Teaching Robots to Coordinate: How Diffusion Models Are Solving Bimanual Manipulation

If you’ve ever tried to carry a heavy moving box or fold a large bedsheet with just one hand, you know the struggle. We humans rely heavily on bimanual manipulation—using two hands in coordination—to interact with the world. For robots to be truly useful in homes and warehouses, they need to master this same skill.

However, training robots to coordinate two arms is exponentially harder than training one. You have to manage higher degrees of freedom, ensure the arms don’t crash into each other, and maintain precise coordination to keep objects from falling. Traditional Imitation Learning (IL), where robots learn by mimicking human demonstrations, works well but is data-hungry. Collecting thousands of coordinated, two-arm demonstrations is costly and labor-intensive.

This brings us to a fascinating new paper: D-CODA: Diffusion for Coordinated Dual-Arm Data Augmentation. The researchers propose a way to artificially expand training datasets without needing to run the robot for hours on end. By leveraging diffusion models (the same tech behind DALL-E and Midjourney), they can synthesize realistic “fake” data that teaches the robot how to handle situations it has never actually seen before.

In this post, we’ll break down how D-CODA works, why simpler augmentation methods fail for dual-arm tasks, and how this method achieves impressive results in both simulation and the real world.

The Problem: Why Bimanual Data is Hard to Get

In visual imitation learning, robots often use “eye-in-hand” cameras—cameras mounted directly on their wrists. This is great for getting up close to the action. However, training a neural network on these images requires a massive amount of data to generalize well.

If a robot sees an object from a slightly different angle than it did during training, it might fail. Standard solution? Data Augmentation.

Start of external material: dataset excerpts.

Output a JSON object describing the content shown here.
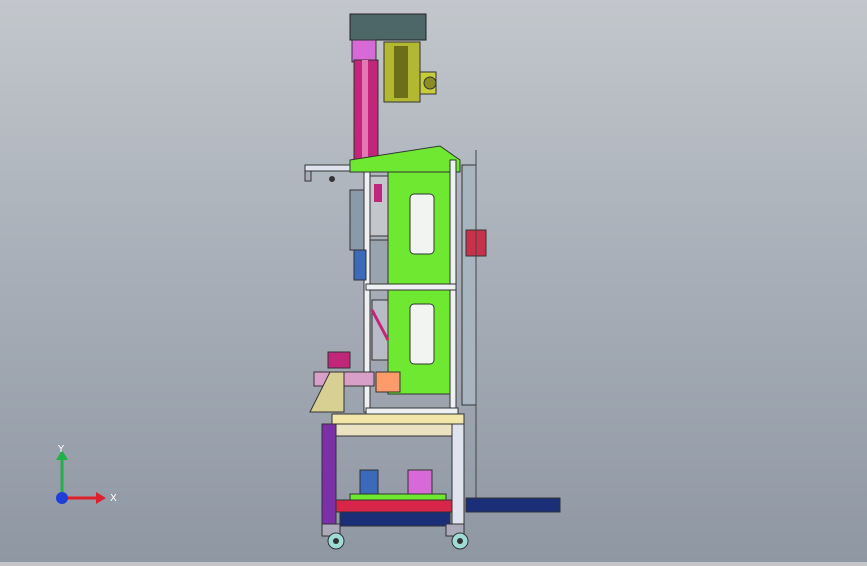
{
  "viewport": {
    "background_top": "#c3c7cc",
    "background_bottom": "#8f97a3"
  },
  "triad": {
    "y_label": "Y",
    "x_label": "X",
    "colors": {
      "x": "#e0202a",
      "y": "#22b04a",
      "z": "#1f3fd8"
    }
  },
  "model": {
    "icons": [
      "machine-assembly",
      "motor",
      "caster-wheel",
      "linear-rail"
    ],
    "colors": {
      "frame_green": "#6fe832",
      "column_magenta": "#c2267a",
      "motor_olive": "#b3b832",
      "base_red": "#d8254a",
      "base_navy": "#1b2e78",
      "leg_purple": "#7b2fa8",
      "table_yellow": "#f2e6a8"
    }
  }
}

In computer vision, we usually just flip or crop images. But in robotics, if you change the image (the “state”), you must also know the correct robot movement (the “action”) that corresponds to that new image.

This gets tricky with two arms. If you artificially move the camera view of the left arm, you have to ensure:

The view is consistent with what the right arm is seeing.
The resulting action keeps the two arms coordinated.

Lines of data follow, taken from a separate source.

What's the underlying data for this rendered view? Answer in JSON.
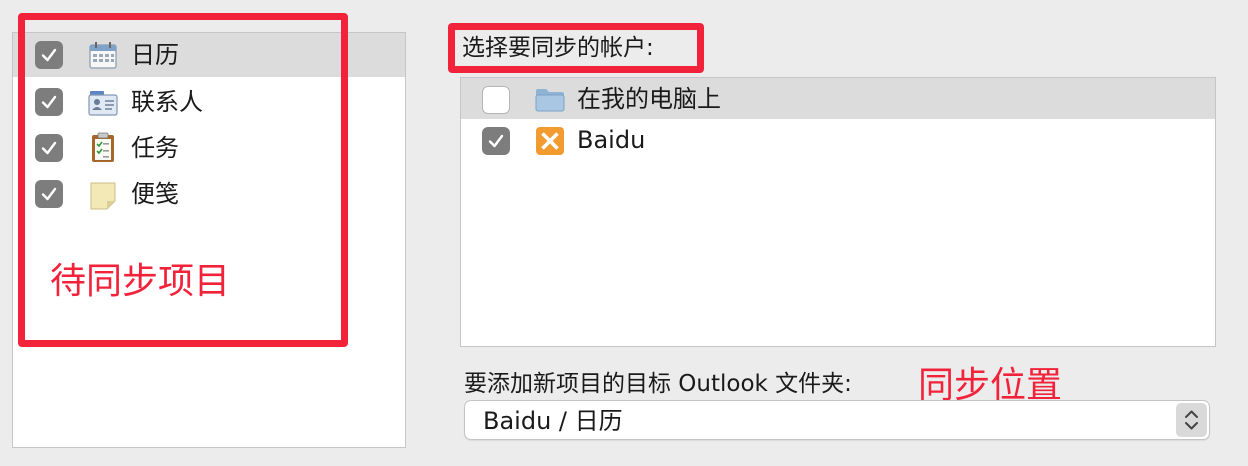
{
  "sync_items": [
    {
      "label": "日历",
      "checked": true,
      "icon": "calendar-icon"
    },
    {
      "label": "联系人",
      "checked": true,
      "icon": "contacts-icon"
    },
    {
      "label": "任务",
      "checked": true,
      "icon": "tasks-icon"
    },
    {
      "label": "便笺",
      "checked": true,
      "icon": "notes-icon"
    }
  ],
  "annotation_left": "待同步项目",
  "accounts_heading": "选择要同步的帐户:",
  "accounts": [
    {
      "label": "在我的电脑上",
      "checked": false,
      "icon": "folder-icon"
    },
    {
      "label": "Baidu",
      "checked": true,
      "icon": "exchange-icon"
    }
  ],
  "target_folder_label": "要添加新项目的目标 Outlook 文件夹:",
  "annotation_right": "同步位置",
  "target_folder_value": "Baidu / 日历",
  "colors": {
    "annotation_red": "#f2223a",
    "checkbox_checked": "#7d7d7d",
    "selection": "#dcdcdc"
  }
}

If you simply jitter the cameras randomly during a task like lifting a tray, the augmented data might suggest moving the left hand away while the right hand stays put. If the robot learns this, it will drop the tray.

Enter D-CODA

D-CODA stands for Diffusion for COordinated Dual-arm Data Augmentation. It is an offline framework that takes a small set of real demonstrations and multiplies them into a larger, richer dataset.

Figure 1: Overview of D-CODA for a coordinated bimanual lifting task with two UR5 arms.

As shown in Figure 1, the system takes original wrist camera images and generates “augmented” images that look like the robot is slightly offset from its original trajectory. Crucially, it calculates the correct joint-space actions to go with these new images, ensuring the robot learns to recover from errors.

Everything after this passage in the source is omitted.